I’m trying to understand tensor.stride()
.
Let’s compare three tensors with the same underlying data: [0, 1, 2]
.
Making a tensor T
of shape (3,1)
(i.e. a ‘column vector’ x a singleton dimension) from that data will have stride=(1,3)
. This makes sense because moving from component T[i,j]
to T[i+1,j]
corresponds to ‘going 1 forward’ in the underlying data [0,1,2]
. Similarly, moving from T[i,j]
to T[i,j+1]
means ‘going 3 forward’, when we start at the beginning again after reaching the end of the underlying data.

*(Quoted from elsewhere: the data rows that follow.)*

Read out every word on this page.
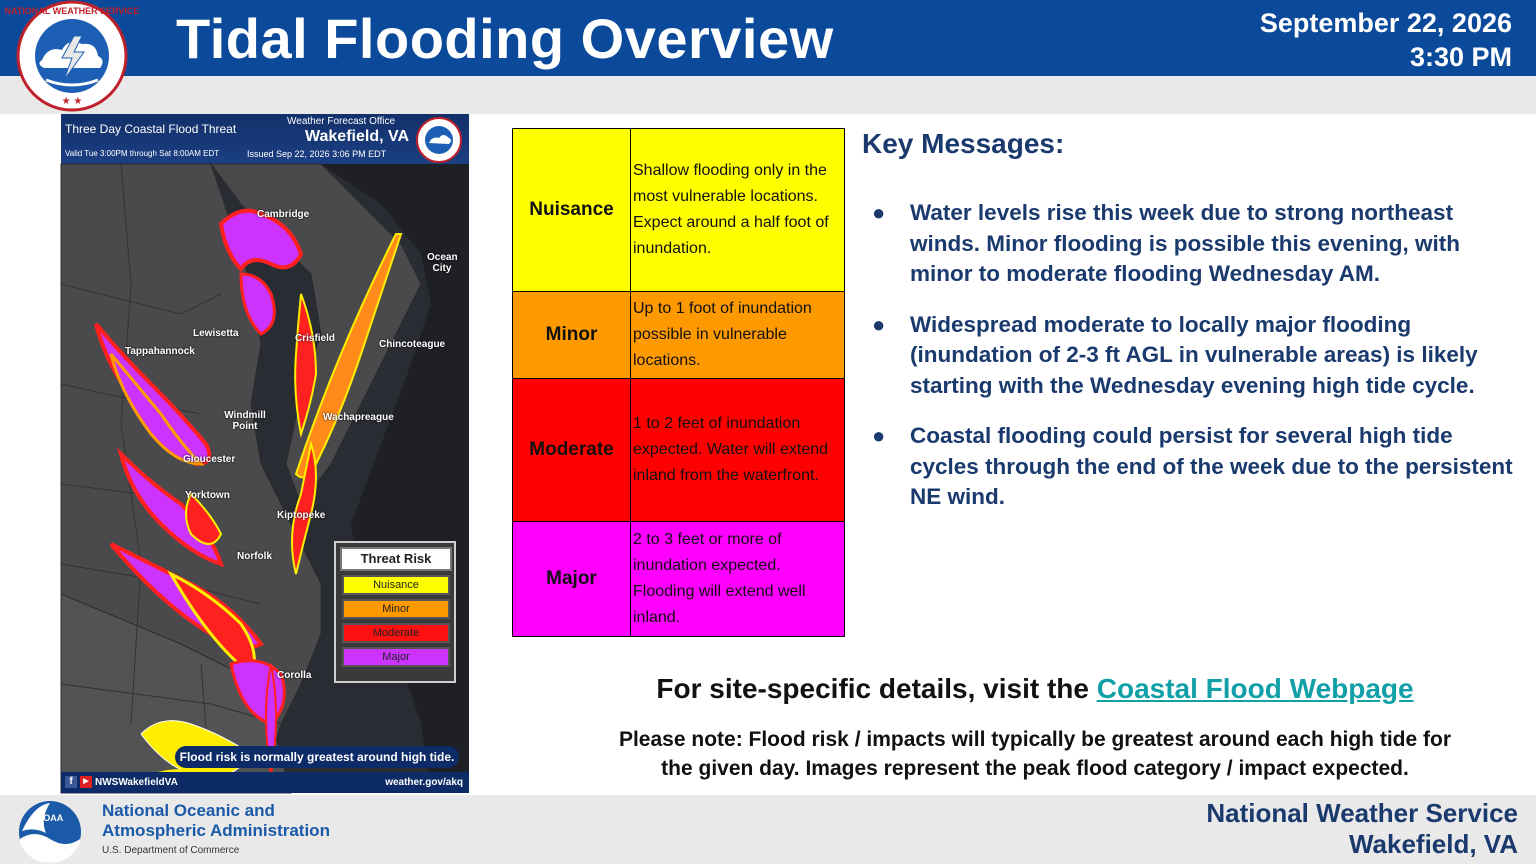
NATIONAL WEATHER SERVICE
★ ★
Tidal Flooding Overview	September 22, 2026
3:30 PM
Three Day Coastal Flood Threat
Valid Tue 3:00PM through Sat 8:00AM EDT
Weather Forecast Office
Wakefield, VA
Issued Sep 22, 2026 3:06 PM EDT
Cambridge
Ocean City
Lewisetta
Tappahannock
Crisfield
Chincoteague
Windmill Point
Wachapreague
Gloucester
Yorktown
Kiptopeke
Norfolk
Corolla
Threat Risk
Nuisance
Minor
Moderate
Major
Flood risk is normally greatest around high tide.
f	▶ NWSWakefieldVA	weather.gov/akq
Nuisance	Shallow flooding only in the most vulnerable locations. Expect around a half foot of inundation.
Minor	Up to 1 foot of inundation possible in vulnerable locations.
Moderate	1 to 2 feet of inundation expected. Water will extend inland from the waterfront.
Major	2 to 3 feet or more of inundation expected. Flooding will extend well inland.
Key Messages:
● Water levels rise this week due to strong northeast winds. Minor flooding is possible this evening, with minor to moderate flooding Wednesday AM.
● Widespread moderate to locally major flooding (inundation of 2-3 ft AGL in vulnerable areas) is likely starting with the Wednesday evening high tide cycle.
● Coastal flooding could persist for several high tide cycles through the end of the week due to the persistent NE wind.
For site-specific details, visit the Coastal Flood Webpage
Please note: Flood risk / impacts will typically be greatest around each high tide for
the given day. Images represent the peak flood category / impact expected.
NOAA National Oceanic and
Atmospheric Administration
U.S. Department of Commerce
National Weather Service
Wakefield, VA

For a tensor of shape (1,3)
(‘row vector’ x singleton dimension), we get stride=(3,1)
. This also makes sense because now moving from T[i,j]
to T[i+1,j]
means ‘going 3 forward’ in the underlying data, and analogously ‘going 1 forward’ for the second dimension.
However, I don’t understand the case for shape (3,1,1)
(‘column vector’ x singleton dimension x singleton dimension). By the above reasoning, the stride should look like this: stride=(1,3,3)
because moving from T[i,j,k]
to T[i,j+1,k]
would require ‘going 3 forward’ in the data [0,1,2]
. However, the actual stride is [1,1,1]
. How does this make sense?